Brazil's frequently traded 11% notes due 2040 were seen at 132.7, just off Tuesday's close.

Brazil's bonds continue to hold, but inflation concerns exist as Brazil's economy continues to quickly grow.

According to recently released figures, Brazil's economy grew 5.4% in second quarter as compared with the second quarter of 2006.

South Africa bonds weak, rand stronger

South Africa is facing possible trouble because of weaknesses in foreign direct investment, a market source said.

The trend has not yet been severe, but more negative headlines from the United States may start to weigh on South Africa.

Among the country's key sovereign, the R153 was seen around 9.34%, slightly improved from its close Tuesday at 9.36%. The long-term R157 edged better to 8.68% to 8.70%.

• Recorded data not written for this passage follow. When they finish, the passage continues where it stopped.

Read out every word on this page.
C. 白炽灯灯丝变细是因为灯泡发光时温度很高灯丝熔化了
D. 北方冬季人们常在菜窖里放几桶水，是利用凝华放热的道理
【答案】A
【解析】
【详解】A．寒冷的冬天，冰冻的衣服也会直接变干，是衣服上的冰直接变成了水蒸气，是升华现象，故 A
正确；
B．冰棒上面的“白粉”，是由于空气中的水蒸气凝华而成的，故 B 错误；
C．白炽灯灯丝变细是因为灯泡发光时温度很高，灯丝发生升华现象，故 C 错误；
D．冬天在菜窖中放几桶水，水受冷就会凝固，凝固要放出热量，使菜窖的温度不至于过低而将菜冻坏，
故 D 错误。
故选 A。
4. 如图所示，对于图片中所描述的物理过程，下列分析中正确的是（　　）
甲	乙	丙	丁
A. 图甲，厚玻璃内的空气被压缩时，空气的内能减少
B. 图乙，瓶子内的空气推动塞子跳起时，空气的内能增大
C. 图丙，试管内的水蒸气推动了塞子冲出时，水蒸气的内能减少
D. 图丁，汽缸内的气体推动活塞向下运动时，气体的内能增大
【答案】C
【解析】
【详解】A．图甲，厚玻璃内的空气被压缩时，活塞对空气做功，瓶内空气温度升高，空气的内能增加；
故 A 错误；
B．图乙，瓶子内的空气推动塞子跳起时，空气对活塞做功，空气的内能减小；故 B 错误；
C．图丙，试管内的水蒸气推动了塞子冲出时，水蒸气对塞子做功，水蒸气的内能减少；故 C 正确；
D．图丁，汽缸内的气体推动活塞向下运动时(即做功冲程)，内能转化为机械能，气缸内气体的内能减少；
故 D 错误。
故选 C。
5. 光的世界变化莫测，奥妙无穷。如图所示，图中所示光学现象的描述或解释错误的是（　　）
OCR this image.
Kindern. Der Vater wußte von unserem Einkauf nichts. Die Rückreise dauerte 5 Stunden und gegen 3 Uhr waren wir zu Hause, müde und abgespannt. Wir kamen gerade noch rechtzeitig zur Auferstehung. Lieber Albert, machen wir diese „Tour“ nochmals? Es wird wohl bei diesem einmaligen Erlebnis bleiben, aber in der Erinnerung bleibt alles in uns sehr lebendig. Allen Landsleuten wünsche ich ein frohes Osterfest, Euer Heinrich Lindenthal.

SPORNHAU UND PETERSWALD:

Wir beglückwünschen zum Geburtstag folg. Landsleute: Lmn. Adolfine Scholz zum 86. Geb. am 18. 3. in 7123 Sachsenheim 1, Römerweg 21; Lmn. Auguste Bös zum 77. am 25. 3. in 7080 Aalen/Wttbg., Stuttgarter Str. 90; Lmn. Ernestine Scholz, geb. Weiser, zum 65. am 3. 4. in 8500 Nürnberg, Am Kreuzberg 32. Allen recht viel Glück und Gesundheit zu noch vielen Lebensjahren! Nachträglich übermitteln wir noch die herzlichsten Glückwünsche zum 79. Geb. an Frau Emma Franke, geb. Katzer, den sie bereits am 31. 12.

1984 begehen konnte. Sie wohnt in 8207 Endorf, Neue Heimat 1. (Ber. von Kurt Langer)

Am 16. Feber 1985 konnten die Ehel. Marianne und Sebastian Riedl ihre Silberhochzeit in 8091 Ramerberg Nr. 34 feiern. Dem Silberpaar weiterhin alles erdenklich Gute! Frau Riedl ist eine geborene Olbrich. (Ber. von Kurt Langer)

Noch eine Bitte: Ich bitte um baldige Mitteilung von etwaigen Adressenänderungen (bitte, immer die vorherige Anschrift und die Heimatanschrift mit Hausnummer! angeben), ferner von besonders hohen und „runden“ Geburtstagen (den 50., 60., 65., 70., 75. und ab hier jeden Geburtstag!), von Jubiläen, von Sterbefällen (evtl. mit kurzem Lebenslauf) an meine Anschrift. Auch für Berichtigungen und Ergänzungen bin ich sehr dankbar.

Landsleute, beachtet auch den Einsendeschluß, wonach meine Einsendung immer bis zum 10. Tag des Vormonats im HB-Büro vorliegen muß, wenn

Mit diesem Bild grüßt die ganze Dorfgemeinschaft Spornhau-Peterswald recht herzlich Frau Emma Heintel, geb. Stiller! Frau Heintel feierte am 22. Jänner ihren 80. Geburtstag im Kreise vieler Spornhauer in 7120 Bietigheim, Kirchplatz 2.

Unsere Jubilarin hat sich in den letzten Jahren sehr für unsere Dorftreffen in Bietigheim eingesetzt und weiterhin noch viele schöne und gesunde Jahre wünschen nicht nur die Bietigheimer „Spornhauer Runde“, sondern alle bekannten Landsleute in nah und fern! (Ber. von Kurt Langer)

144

The rand itself gained to its highest point ever against the falling dollar. It was bid at 7.15 from its close at 7.16.

Asia holding steady

In Asian markets, including investment grade, the landscape has become more challenging over the months the world has faced the current credit crunch, according to a market source.

However, a market source considers some corporate issues to be solid.

AES China, China Fishery, and PT Berau Coal have been stand-outs, the source said.

In South Korea, computer chip manufacturer MagnaChip Semiconductor Ltd.'s 8% notes due 2014 were seen by a trader down 1 point at 62 bid, 64 offered. The company's 6 7/8% notes due 2011 were off ½ point at 77.5 bid, 79.5 offered.

Primary quiet after busy Tuesday

The primary market stayed quiet after a relatively - but only relatively - exciting day Tuesday.

Investors are still awaiting terms from Hong Long Holdings, which is looking to sell $100 million in senior notes with warrants attached. Guidance for the issue has been set at 12½%.

Ever present in the primary market is the volatility which managed to drop slightly on the day by 0.31 to end at 24.96.

"We'll wait for Friday," a trader said referring to the release of economic data such at U.S. retail sales and industrial production.